In October 2022, the county moved individuals from its juvenile facility to a vacant adult jail in Hamtramck in hopes of resolving safety issues where more inmates could be supervised at once by fewer staff, WXYZ reported last year. 

However, young people are still being detained in rooms for long periods of time, and the facility lacks classrooms, recreational facilities and other features designed for young people, said Jason Smith, executive director of advocacy organization Michigan Center for Youth Justice.

“The juvenile detention facility is truly a holding place,” Smith said. “It is where a young person is supposed to be safely and securely held until they move to where their next placement is.”

Young people have been confined in the detention facility for months longer than planned, the county stated in a public health emergency order this March. People were supposed to move to long-term residential treatment facilities run by the state, but many have closed due to staffing shortages and safety concerns. Gov. Gretchen Whitmer created a Juvenile Residential Facilities Advisory Committee last year to review licensing standards, staff training and case management standards. 

“Nothing could replace having a kid home in the community. Even with the facility opening… (the county) has to also constantly be looking at ways to improve community care,” Smith said.

Erin Keith, managing policy counsel for the Detroit Justice Center, said the multimillion dollar budget could’ve been better spent in the community rather than toward the confinement of people.

“While no one should be housed in unsafe conditions, jails don’t promote public safety,” Keith said.

The legal services and advocacy center argues that the CJC’s original $533 million budget could’ve funded dozens of community-based restorative justice centers, the renovation and modernization of Detroit Public Schools Community District buildings as well as hundreds of beds for mental health and rehabilitation facilities, among other things. 

Plans for a new county jail system began after the court uncovered inhumane conditions in the existing detention facilities over a decade ago, Anderson noted. Prior to the agreement with Rock, Wayne County began jail construction on a Gratiot lot, funded in part by issuing $200 million in Internal Revenue Service bonds in 2010, according to the county executive’s office. After former County Executive Robert Ficano halted construction in 2013, the county considered numerous proposals for the land where the failed jail would have been, including a mixed-use complex, soccer stadium and innovation center—none of which came to fruition, The Detroit News reported. 

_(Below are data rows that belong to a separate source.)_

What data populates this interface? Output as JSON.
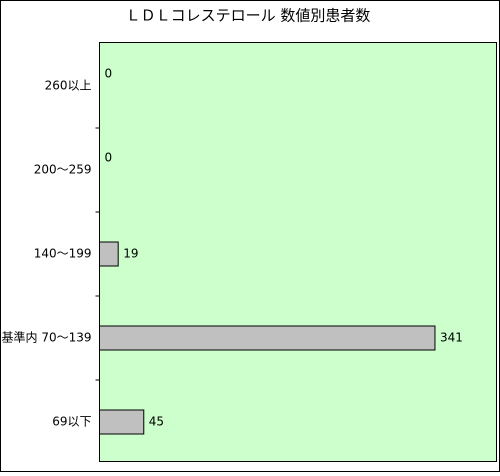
{
  "chart_data": {
    "type": "bar",
    "orientation": "horizontal",
    "title": "ＬＤＬコレステロール 数値別患者数",
    "categories": [
      "260以上",
      "200～259",
      "140～199",
      "基準内 70～139",
      "69以下"
    ],
    "values": [
      0,
      0,
      19,
      341,
      45
    ],
    "color": "#c0c0c0",
    "background": "#ccffcc"
  }
}
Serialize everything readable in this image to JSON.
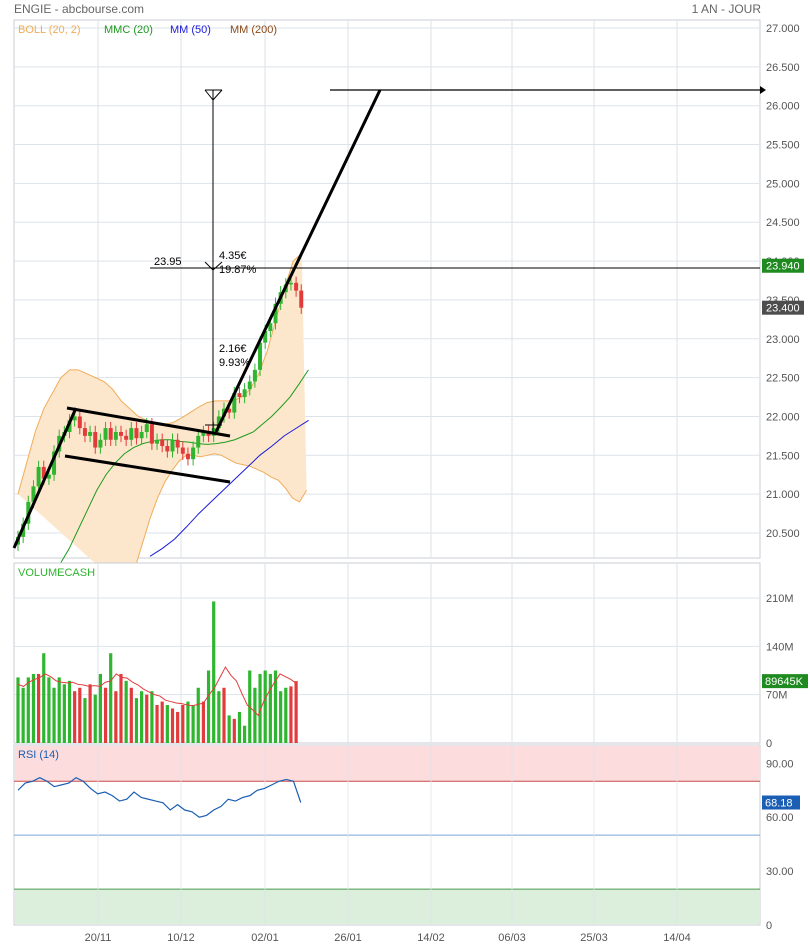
{
  "header": {
    "title": "ENGIE - abcbourse.com",
    "period": "1 AN - JOUR"
  },
  "legend": [
    {
      "label": "BOLL (20, 2)",
      "color": "#f0ac5a"
    },
    {
      "label": "MMC (20)",
      "color": "#1d9a1d"
    },
    {
      "label": "MM (50)",
      "color": "#1a1adb"
    },
    {
      "label": "MM (200)",
      "color": "#8a4b1a"
    }
  ],
  "colors": {
    "up": "#2fb52f",
    "down": "#e23b3b",
    "grid": "#dde3ea",
    "boll_fill": "#fde7cc",
    "rsi_high": "#fcdcdc",
    "rsi_low": "#dcefdc"
  },
  "chart_data": [
    {
      "type": "candlestick",
      "panel": "price",
      "x_ticks": [
        "20/11",
        "10/12",
        "02/01",
        "26/01",
        "14/02",
        "06/03",
        "25/03",
        "14/04"
      ],
      "y_ticks": [
        "27.000",
        "26.500",
        "26.000",
        "25.500",
        "25.000",
        "24.500",
        "24.000",
        "23.500",
        "23.000",
        "22.500",
        "22.000",
        "21.500",
        "21.000",
        "20.500"
      ],
      "ylim": [
        20.2,
        27.1
      ],
      "price_tags": [
        {
          "value": "23.940",
          "y": 23.94,
          "color": "#1f8a1f"
        },
        {
          "value": "23.400",
          "y": 23.4,
          "color": "#4d4d4d"
        }
      ],
      "closes": [
        20.45,
        20.62,
        20.9,
        21.1,
        21.35,
        21.2,
        21.25,
        21.55,
        21.75,
        21.8,
        21.95,
        22.0,
        21.85,
        21.75,
        21.8,
        21.6,
        21.7,
        21.85,
        21.7,
        21.8,
        21.75,
        21.7,
        21.85,
        21.72,
        21.8,
        21.9,
        21.65,
        21.7,
        21.62,
        21.55,
        21.7,
        21.6,
        21.52,
        21.45,
        21.6,
        21.75,
        21.8,
        21.75,
        21.85,
        22.0,
        22.1,
        22.05,
        22.3,
        22.25,
        22.35,
        22.45,
        22.6,
        22.95,
        23.1,
        23.2,
        23.45,
        23.6,
        23.7,
        23.72,
        23.62,
        23.4
      ],
      "boll_upper": [
        21.0,
        21.4,
        21.8,
        22.1,
        22.3,
        22.5,
        22.6,
        22.6,
        22.55,
        22.5,
        22.45,
        22.35,
        22.2,
        22.1,
        22.0,
        21.95,
        21.9,
        21.9,
        21.92,
        21.98,
        22.05,
        22.12,
        22.18,
        22.2,
        22.2,
        22.2,
        22.25,
        22.35,
        22.55,
        22.85,
        23.25,
        23.65,
        24.0,
        24.1
      ],
      "boll_lower": [
        19.8,
        19.9,
        20.1,
        20.4,
        20.7,
        20.95,
        21.15,
        21.3,
        21.42,
        21.5,
        21.5,
        21.48,
        21.5,
        21.52,
        21.5,
        21.45,
        21.4,
        21.38,
        21.36,
        21.32,
        21.28,
        21.22,
        21.18,
        21.08,
        20.95,
        20.9,
        21.05
      ],
      "mmc20": [
        20.1,
        20.3,
        20.55,
        20.8,
        21.05,
        21.25,
        21.4,
        21.52,
        21.6,
        21.65,
        21.68,
        21.7,
        21.7,
        21.68,
        21.67,
        21.65,
        21.64,
        21.65,
        21.67,
        21.7,
        21.75,
        21.8,
        21.9,
        22.0,
        22.12,
        22.25,
        22.42,
        22.6
      ],
      "mm50": [
        20.2,
        20.3,
        20.42,
        20.58,
        20.75,
        20.9,
        21.05,
        21.2,
        21.35,
        21.5,
        21.62,
        21.75,
        21.85,
        21.95
      ]
    },
    {
      "type": "bar",
      "panel": "volume",
      "title": "VOLUMECASH",
      "y_ticks": [
        "210M",
        "140M",
        "70M",
        "0"
      ],
      "ylim": [
        0,
        230
      ],
      "tag": {
        "value": "89645K",
        "color": "#1f8a1f"
      },
      "values": [
        95,
        80,
        95,
        100,
        100,
        130,
        95,
        80,
        95,
        85,
        90,
        75,
        80,
        65,
        85,
        70,
        100,
        80,
        130,
        75,
        100,
        90,
        80,
        65,
        75,
        70,
        75,
        55,
        60,
        55,
        50,
        45,
        55,
        60,
        55,
        80,
        60,
        105,
        205,
        75,
        80,
        40,
        35,
        45,
        25,
        105,
        80,
        100,
        105,
        100,
        105,
        75,
        80,
        82,
        89.6
      ],
      "avg": [
        85,
        82,
        88,
        92,
        95,
        100,
        96,
        90,
        88,
        87,
        88,
        85,
        84,
        82,
        83,
        82,
        88,
        90,
        100,
        95,
        94,
        88,
        84,
        78,
        74,
        70,
        68,
        62,
        60,
        58,
        57,
        55,
        54,
        56,
        58,
        70,
        80,
        95,
        110,
        98,
        90,
        72,
        55,
        48,
        40,
        60,
        75,
        88,
        100,
        96,
        92,
        86
      ]
    },
    {
      "type": "line",
      "panel": "rsi",
      "title": "RSI (14)",
      "y_ticks": [
        "90.00",
        "60.00",
        "30.00",
        "0"
      ],
      "ylim": [
        0,
        100
      ],
      "bands": {
        "high": 80,
        "low": 20,
        "mid": 50
      },
      "tag": {
        "value": "68.18",
        "color": "#1a5fb4"
      },
      "values": [
        75,
        79,
        80,
        82,
        80,
        77,
        78,
        79,
        82,
        80,
        76,
        73,
        74,
        72,
        69,
        70,
        74,
        71,
        70,
        69,
        68,
        64,
        67,
        64,
        63,
        60,
        61,
        64,
        66,
        70,
        69,
        71,
        72,
        75,
        76,
        78,
        80,
        81,
        80,
        68.18
      ]
    }
  ],
  "annotations": {
    "label_2395": "23.95",
    "label_435": "4.35€",
    "label_1987": "19.87%",
    "label_216": "2.16€",
    "label_993": "9.93%"
  }
}
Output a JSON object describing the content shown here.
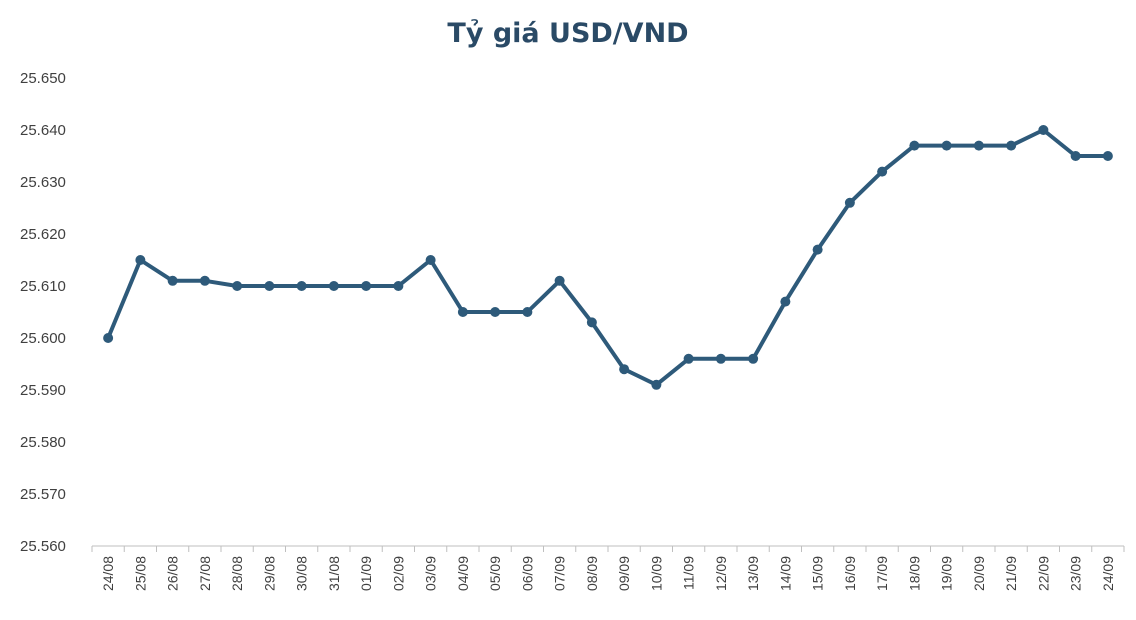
{
  "chart_data": {
    "type": "line",
    "title": "Tỷ giá USD/VND",
    "xlabel": "",
    "ylabel": "",
    "ylim": [
      25560,
      25650
    ],
    "y_tick_values": [
      25560,
      25570,
      25580,
      25590,
      25600,
      25610,
      25620,
      25630,
      25640,
      25650
    ],
    "y_tick_labels": [
      "25.560",
      "25.570",
      "25.580",
      "25.590",
      "25.600",
      "25.610",
      "25.620",
      "25.630",
      "25.640",
      "25.650"
    ],
    "grid": false,
    "legend": "none",
    "line_color": "#2e5a7a",
    "categories": [
      "24/08",
      "25/08",
      "26/08",
      "27/08",
      "28/08",
      "29/08",
      "30/08",
      "31/08",
      "01/09",
      "02/09",
      "03/09",
      "04/09",
      "05/09",
      "06/09",
      "07/09",
      "08/09",
      "09/09",
      "10/09",
      "11/09",
      "12/09",
      "13/09",
      "14/09",
      "15/09",
      "16/09",
      "17/09",
      "18/09",
      "19/09",
      "20/09",
      "21/09",
      "22/09",
      "23/09",
      "24/09"
    ],
    "series": [
      {
        "values": [
          25600,
          25615,
          25611,
          25611,
          25610,
          25610,
          25610,
          25610,
          25610,
          25610,
          25615,
          25605,
          25605,
          25605,
          25611,
          25603,
          25594,
          25591,
          25596,
          25596,
          25596,
          25607,
          25617,
          25626,
          25632,
          25637,
          25637,
          25637,
          25637,
          25640,
          25635,
          25635
        ]
      }
    ]
  }
}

The administration tried to recontinue the Gratiot jail in 2016 with new contractors but ultimately abandoned the site. Demolition of the incomplete Gratiot jail began in 2018.

“In hindsight, I think the canceling of that may have been a mistake, because this is going to cost three and a half to four times as much,” Anderson said of the original jail project, but, he added the new complex is more than just the jail and congregating related facilities into one area will save money in the long run.

Going forward, Milford stressed that the new buildings are just part of a larger solution.

“The facility is just the framework of it,” Milford said. “The staffing, the programming, the policies—these are all issues that could and should be watched carefully.”